Selon le Commissariat général au développement durable (CGDD), le surcoût moyen lié à la fiscalité carbone serait de 98 euros par ménage en 2016 (estimations basées sur les consommations d'énergie de 2005 (2007 pour les carburants)).

Le Comité pour la fiscalité écologique (CFE) s'est par ailleurs penché sur les mesures de compensation à mettre en œuvre pour soutenir les ménages.

La contribution climat énergie pourrait rapporter 340 millions d'euros à l'Etat cette année, puis 2,5 milliards d'euros en 2015 et enfin 4 milliards en 2016.  Il est alors prévu que 3 milliards soient redistribués aux entreprises dans le cadre du crédit d'impôt pour la compétitivité et l'emploi (CICE) et que 700 millions d'euros soient utilisés pour financer la réduction du taux de TVA applicable aux travaux de rénovation énergétique des logements. 300 millions resteraient pour financer les mesures de compensation destinées aux ménages. Lire l'article complet. 

Nouvelles règles : Les Professionels inquiets !
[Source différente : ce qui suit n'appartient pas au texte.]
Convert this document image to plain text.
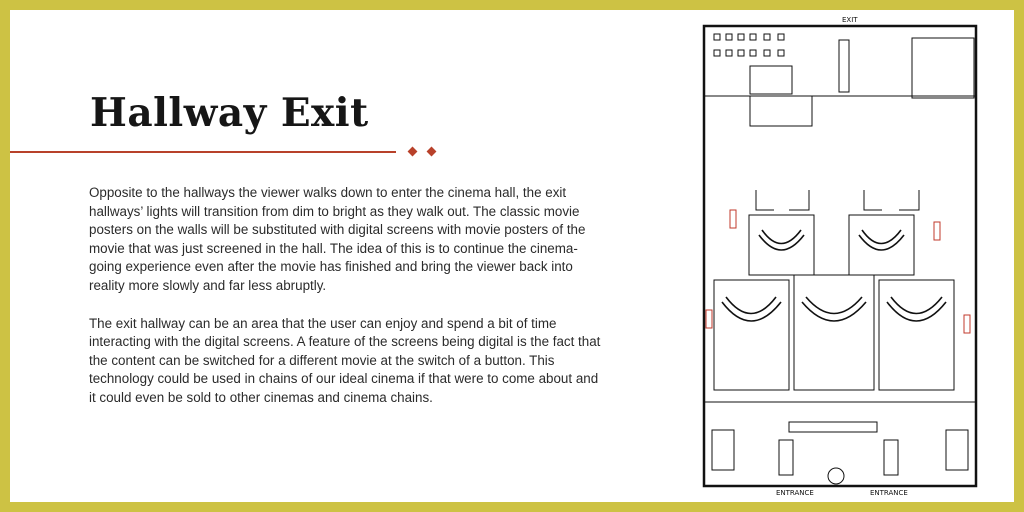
Hallway Exit

Opposite to the hallways the viewer walks down to enter the cinema hall, the exit hallways’ lights will transition from dim to bright as they walk out. The classic movie posters on the walls will be substituted with digital screens with movie posters of the movie that was just screened in the hall. The idea of this is to continue the cinema-going experience even after the movie has finished and bring the viewer back into reality more slowly and far less abruptly.

The exit hallway can be an area that the user can enjoy and spend a bit of time interacting with the digital screens. A feature of the screens being digital is the fact that the content can be switched for a different movie at the switch of a button. This technology could be used in chains of our ideal cinema if that were to come about and it could even be sold to other cinemas and cinema chains.

EXIT
ENTRANCE	ENTRANCE
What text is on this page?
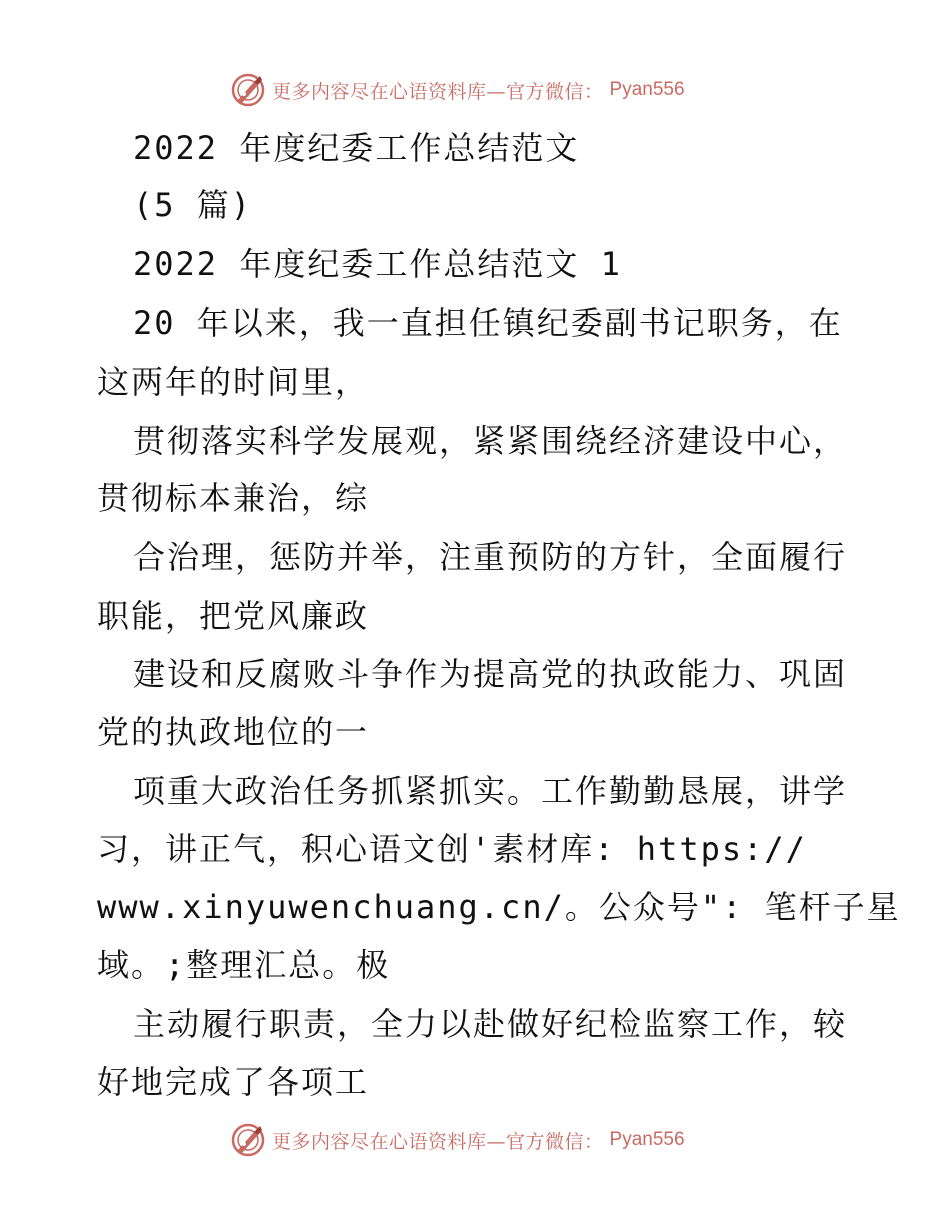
更多内容尽在心语资料库—官方微信： Pyan556
2022 年度纪委工作总结范文
(5 篇)
2022 年度纪委工作总结范文 1
20 年以来，我一直担任镇纪委副书记职务，在
这两年的时间里，
贯彻落实科学发展观，紧紧围绕经济建设中心，
贯彻标本兼治，综
合治理，惩防并举，注重预防的方针，全面履行
职能，把党风廉政
建设和反腐败斗争作为提高党的执政能力、巩固
党的执政地位的一
项重大政治任务抓紧抓实。工作勤勤恳展，讲学
习，讲正气，积心语文创'素材库: https://
www.xinyuwenchuang.cn/。公众号": 笔杆子星
域。;整理汇总。极
主动履行职责，全力以赴做好纪检监察工作，较
好地完成了各项工
更多内容尽在心语资料库—官方微信： Pyan556
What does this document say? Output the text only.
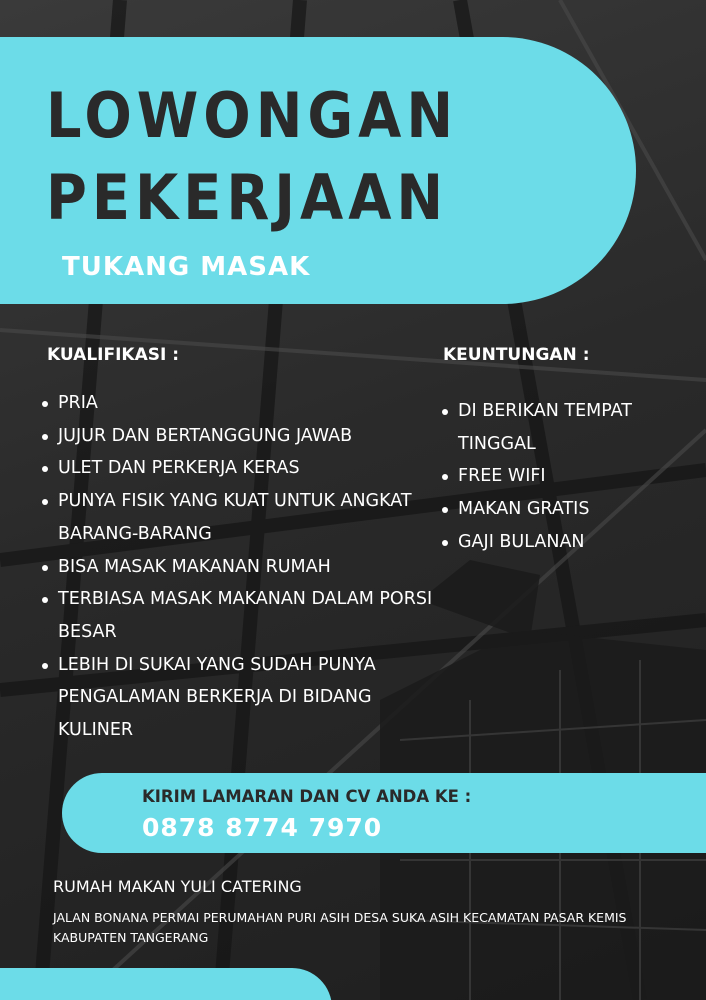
LOWONGAN
PEKERJAAN
TUKANG MASAK
KUALIFIKASI :
PRIA
JUJUR DAN BERTANGGUNG JAWAB
ULET DAN PERKERJA KERAS
PUNYA FISIK YANG KUAT UNTUK ANGKAT BARANG-BARANG
BISA MASAK MAKANAN RUMAH
TERBIASA MASAK MAKANAN DALAM PORSI BESAR
LEBIH DI SUKAI YANG SUDAH PUNYA PENGALAMAN BERKERJA DI BIDANG KULINER
KEUNTUNGAN :
DI BERIKAN TEMPAT TINGGAL
FREE WIFI
MAKAN GRATIS
GAJI BULANAN
KIRIM LAMARAN DAN CV ANDA KE :
0878 8774 7970
RUMAH MAKAN YULI CATERING
JALAN BONANA PERMAI PERUMAHAN PURI ASIH DESA SUKA ASIH KECAMATAN PASAR KEMIS KABUPATEN TANGERANG
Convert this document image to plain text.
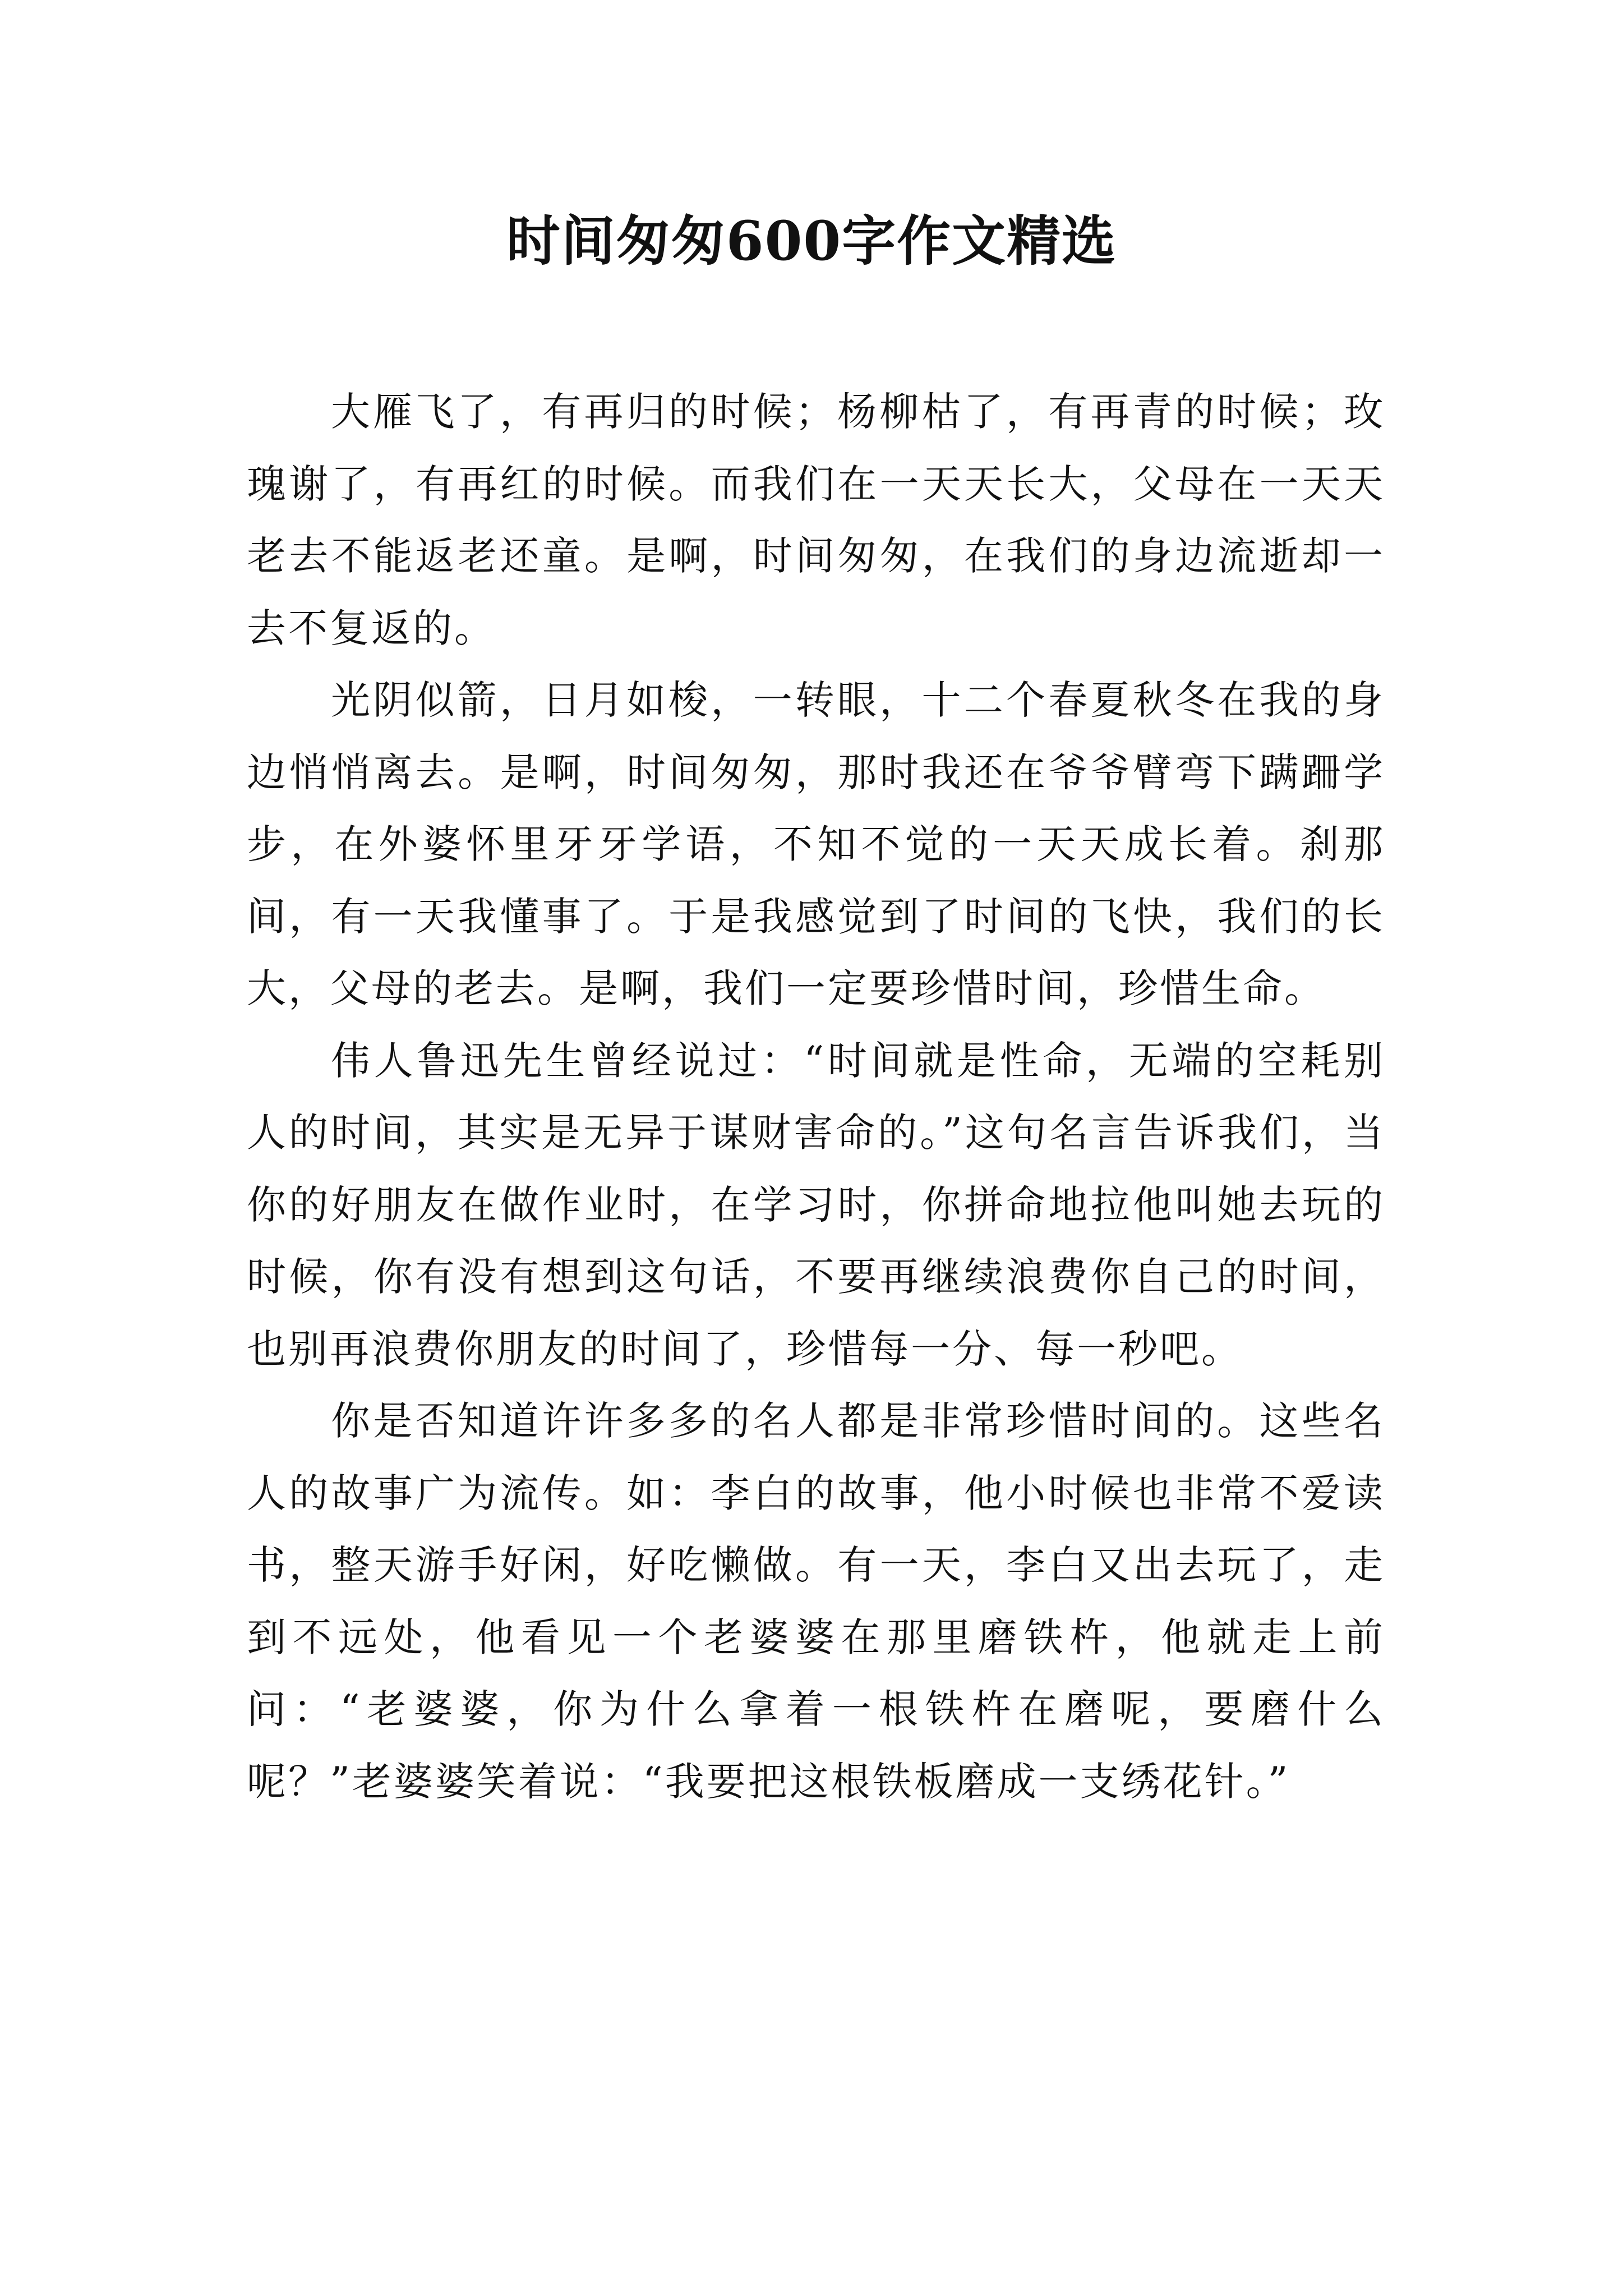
时间匆匆600字作文精选

大雁飞了，有再归的时候；杨柳枯了，有再青的时候；玫瑰谢了，有再红的时候。而我们在一天天长大，父母在一天天老去不能返老还童。是啊，时间匆匆，在我们的身边流逝却一去不复返的。

光阴似箭，日月如梭，一转眼，十二个春夏秋冬在我的身边悄悄离去。是啊，时间匆匆，那时我还在爷爷臂弯下蹒跚学步，在外婆怀里牙牙学语，不知不觉的一天天成长着。刹那间，有一天我懂事了。于是我感觉到了时间的飞快，我们的长大，父母的老去。是啊，我们一定要珍惜时间，珍惜生命。

伟人鲁迅先生曾经说过：“时间就是性命，无端的空耗别人的时间，其实是无异于谋财害命的。”这句名言告诉我们，当你的好朋友在做作业时，在学习时，你拼命地拉他叫她去玩的时候，你有没有想到这句话，不要再继续浪费你自己的时间，也别再浪费你朋友的时间了，珍惜每一分、每一秒吧。

你是否知道许许多多的名人都是非常珍惜时间的。这些名人的故事广为流传。如：李白的故事，他小时候也非常不爱读书，整天游手好闲，好吃懒做。有一天，李白又出去玩了，走到不远处，他看见一个老婆婆在那里磨铁杵，他就走上前问：“老婆婆，你为什么拿着一根铁杵在磨呢，要磨什么呢？”老婆婆笑着说：“我要把这根铁板磨成一支绣花针。”
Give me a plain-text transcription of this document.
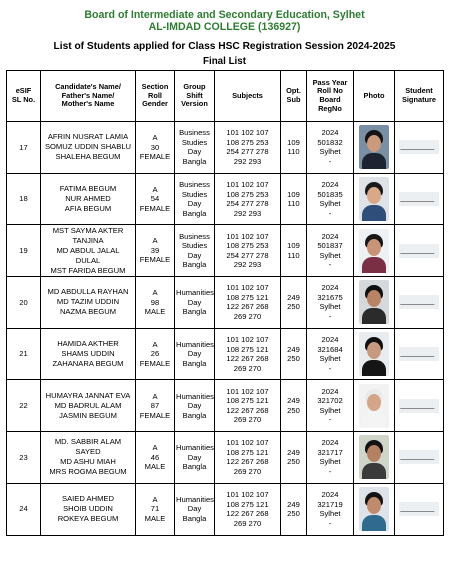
Board of Intermediate and Secondary Education, Sylhet
AL-IMDAD COLLEGE (136927)
List of Students applied for Class HSC Registration Session 2024-2025
Final List
eSIF
SL No.	Candidate's Name/
Father's Name/
Mother's Name	Section
Roll
Gender	Group
Shift
Version	Subjects	Opt.
Sub	Pass Year
Roll No
Board
RegNo	Photo	Student
Signature

17	AFRIN NUSRAT LAMIA
SOMUZ UDDIN SHABLU
SHALEHA BEGUM	A
30
FEMALE	Business
Studies
Day
Bangla	101 102 107
108 275 253
254 277 278
292 293	109
110	2024
501832
Sylhet
-		

18	FATIMA BEGUM
NUR AHMED
AFIA BEGUM	A
54
FEMALE	Business
Studies
Day
Bangla	101 102 107
108 275 253
254 277 278
292 293	109
110	2024
501835
Sylhet
-		

19	MST SAYMA AKTER
TANJINA
MD ABDUL JALAL
DULAL
MST FARIDA BEGUM	A
39
FEMALE	Business
Studies
Day
Bangla	101 102 107
108 275 253
254 277 278
292 293	109
110	2024
501837
Sylhet
-		

20	MD ABDULLA RAYHAN
MD TAZIM UDDIN
NAZMA BEGUM	A
98
MALE	Humanities
Day
Bangla	101 102 107
108 275 121
122 267 268
269 270	249
250	2024
321675
Sylhet
-		

21	HAMIDA AKTHER
SHAMS UDDIN
ZAHANARA BEGUM	A
26
FEMALE	Humanities
Day
Bangla	101 102 107
108 275 121
122 267 268
269 270	249
250	2024
321684
Sylhet
-		

22	HUMAYRA JANNAT EVA
MD BADRUL ALAM
JASMIN BEGUM	A
87
FEMALE	Humanities
Day
Bangla	101 102 107
108 275 121
122 267 268
269 270	249
250	2024
321702
Sylhet
-		

23	MD. SABBIR ALAM
SAYED
MD ASHU MIAH
MRS ROGMA BEGUM	A
46
MALE	Humanities
Day
Bangla	101 102 107
108 275 121
122 267 268
269 270	249
250	2024
321717
Sylhet
-		

24	SAIED AHMED
SHOIB UDDIN
ROKEYA BEGUM	A
71
MALE	Humanities
Day
Bangla	101 102 107
108 275 121
122 267 268
269 270	249
250	2024
321719
Sylhet
-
Les Certificats d'Economies d'Energie (CEE) de la troisième période, qui s'étalera de janvier 2015 à décembre 2017, sont en cours de discussion. Certaines adaptations sont prévues, notamment une simplification de la démarche par une standardisation des documents ou l'instauration d'un processus déclaratif suivi d'un contrôle a posteriori. Mais ces pistes ne font pas l'unanimité chez les professionnels de l'énergie. Seize associations et organisations du secteur ont fait part de leur inquiétude au ministre de l'Ecologie, en lui adressant conjointement une lettre.En cause, l'évolution des fiches d'opérations standardisées, substituant pour les systèmes thermiques une référence "marché" à la référence "parc" actuellement appliquée. "La consommation de référence à partir de laquelle serait calculée l'économie d'énergie serait ainsi celle des équipements disponibles à la vente et non plus celles du parc des équipements utilisés par les consommateurs". Les professionnels estiment que ce nouveau dispositif "durcirait considérablement les règles en vigueur" s'appuyant "sur une interprétation excessivement étroite et pénalisante de l'annexe V de la directive européenne du 25 octobre 2012 sur l'efficacité énergétique". Jean-Claude Boncorps, président de Fedene, nous explique : "Préférer les données marché, et donc des installations plus performantes, c'est réduire très sensiblement les primes énergies versées aux maitres d'ouvrages lors d'une opération de rénovation. 
Solution de facilité pour l'administration ?
Les signataires demandent donc que soit conservée la référence "parc", basée sur l'existant et prenant en compte l'évolution de celui-ci depuis 2006, plutôt que de passer à une référence "marché", basée sur les seuls nouveaux systèmes, forcément beaucoup plus performants. Le collectif insiste sur le ralentissement dont souffrirait la modernisation des équipements de chauffage dans le bâti existant, au détriment de l'emploi et de la lutte contre la précarité énergétique. La France disposerait d'un libre choix dans la méthode d'évaluation des CEE et même, "de marges de manœuvre qui doivent être mises à profit", martèlent les professionnels. "Bruxelles impose l'efficacité énergétique, avec une obligation de 1,5 % d'économie d'énergie chaque année. La France a choisi d'y répondre uniquement grâce aux CEE alors que d'autres mesures y contribueraient", expose Jean-Claude Boncorps, qui évoque entre autres le relèvement de la taxe intérieure sur les combustibles. Dans le seul but de "simplification", l'administration n'encourageait alors que les certificats d'économies d'énergie rentrant dans les actions reconnues par l'Europe, ce qui in fine réduirait grandement leur nombre.
Rappelons que l'objectif d'économies pour la troisième période sera de 220 TWh cumac par an, réparties équitablement entre les vendeurs d'énergie sur la base du prix TTC des énergies (75 %) et des volumes de ventes en kWh (25 %).